Willson Contreras, C, Chicago Cubs: He’s one of his position’s best, but he’s a player I think won’t be helped as much as perceived should he be traded in advance of the Aug. 2 deadline. Contreras’ strength this year is playing time — he’s on pace for a position-leading 611 plate appearances — but the twofold problem with that is that any team trading for him surely has designs on his taking over as its starting catcher, not to mention the elevated pace puts him at risk of fatigue in the season’s waning weeks. Consider that in the three most recent full-length seasons (2018, ’19, ’21), Contreras’ wOBA was 33 points lower from July 1 forward (.321) than before it (.354), so he already has a history of second-half performance decline. This is no signal to just give the guy away — a premium catcher needs to fetch a premium in trade — but he’s a luxury you might be able to replace on the cheap, while bringing back a critical piece at another position for your championship quest.

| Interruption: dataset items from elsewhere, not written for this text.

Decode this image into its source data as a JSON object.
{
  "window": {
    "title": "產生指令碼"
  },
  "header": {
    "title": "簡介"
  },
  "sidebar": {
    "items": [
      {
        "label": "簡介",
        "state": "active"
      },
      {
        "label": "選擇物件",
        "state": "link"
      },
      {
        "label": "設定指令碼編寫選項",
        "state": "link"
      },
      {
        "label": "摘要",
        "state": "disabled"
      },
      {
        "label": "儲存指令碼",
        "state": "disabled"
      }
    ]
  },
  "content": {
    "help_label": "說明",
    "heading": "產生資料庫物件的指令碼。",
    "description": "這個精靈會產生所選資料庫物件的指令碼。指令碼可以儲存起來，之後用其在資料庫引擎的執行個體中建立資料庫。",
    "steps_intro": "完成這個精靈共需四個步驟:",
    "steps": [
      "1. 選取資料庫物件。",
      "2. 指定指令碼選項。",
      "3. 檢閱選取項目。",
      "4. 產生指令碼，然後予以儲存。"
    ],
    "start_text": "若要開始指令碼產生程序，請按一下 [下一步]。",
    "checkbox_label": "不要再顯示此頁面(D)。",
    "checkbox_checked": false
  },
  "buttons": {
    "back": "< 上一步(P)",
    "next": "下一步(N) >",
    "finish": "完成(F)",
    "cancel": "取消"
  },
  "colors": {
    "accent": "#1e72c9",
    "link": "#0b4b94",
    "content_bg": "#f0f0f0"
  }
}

MacKenzie Gore, SP, San Diego Padres: He’s one of the most promising young pitchers from the 2022 rookie class, but his current-year value ranks among the most volatile of anyone within that group. Due to a combination of the pandemic, injuries and ineffectiveness over the previous two seasons, Gore has never exceeded 101 innings in a single one of his six professional campaigns, but he is pacing for 126-plus. The Padres recognize this, most recently pushing his next start back by two days to build in extra rest and manage his workload, and they’re almost certain to do it multiple times during the season’s second half, too. Worse yet, Gore’s average fastball velocity tumbled in his past two outings, averaging under 94 mph for the first time this season, a signal that fatigue might be beginning to settle in. This feels so much like Chris Paddack‘s 2019 rookie campaign, when his second-half ERA was more than a full run higher (4.01) than during the first half (2.84), and you should prepare accordingly.